Accanto al contatto tangibile dei contemporanei di Gesù, c’è un contatto nella fede che si realizza attraverso la «carne» delle Scritture. Considerando la Scrittura come una seconda incarnazione del Verbo, Origene ci suggerisce un accesso al mistero di Dio che si svela nel rapporto dialogico tra lettera e Spirito, dispiegando un itinerario spirituale che conduce il credente dalla carne di Cristo alla sua divinità, dall’interpretazione letterale della Parola al suo senso spirituale.
Anche noi, come Tommaso, possiamo così «rifugiarci nel Vangelo come nella carne di Cristo», toccando una Parola che chiede ancora di essere incarnata nella vita dei credenti.
Trattenere l’assenza
L’imperativo tradotto con l’espressione latina Noli me tangere contiene al suo interno uno dei temi che caratterizzano il «sacro». In tutte le religioni, ciò che è sacro è al tempo stesso distinto, separato, totalmente altro. Gesù, nel Vangelo, opta per un rovesciamento del concetto: con I’Incarnazione, la sua alterità diventa tangibile. Egli non solo si fa toccare, ma si donerà come cibo, come carne e sangue, per tutti i credenti.
«Il cristianesimo ha inventato la religione del contatto, del sensibile, della presenza immediata al corpo e al cuore», scrive Jean-Luc Nancy. Da questo punto di vista, la scena del Noli me tangere è un’eccezione che fa riflettere. Nel differimento del contatto e nella sua negazione si attua un rilancio del desiderio e una nuova relazione con una «presenza» assente. Anche le nostre raffigurazioni, in fondo, non sono altro che il tentativo di trattenere un’assenza. La pittura nasce da una volontà di supplenza. L’immagine, nella sua originaria semplicità, è il desiderio di rievocare un assente.

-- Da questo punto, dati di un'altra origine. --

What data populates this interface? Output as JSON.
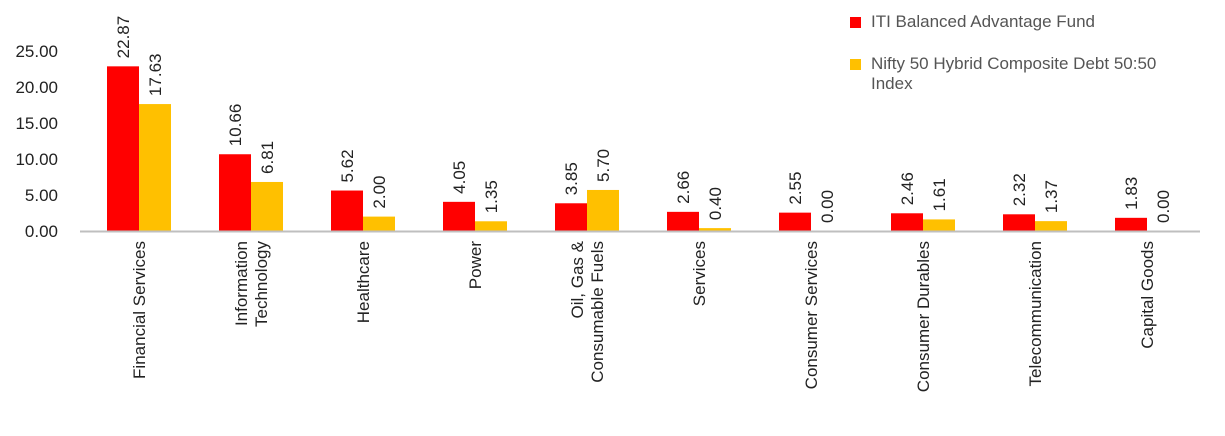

Il Vangelo di Giovanni ci racconta una presenza che, sottraendosi, rimane per sempre. Noli me tangere resterà per sempre un invito a toccare senza possedere: «Toccami con un tocco vero, ritratto, non appropriante e non identificante […]. Non puoi tenere né trattenere niente, ecco ciò che devi amare e sapere. Ecco che cosa ne è di un sapere d’amore. Ama ciò che ti sfugge, ama colui che se ne va. Ama che se ne vada».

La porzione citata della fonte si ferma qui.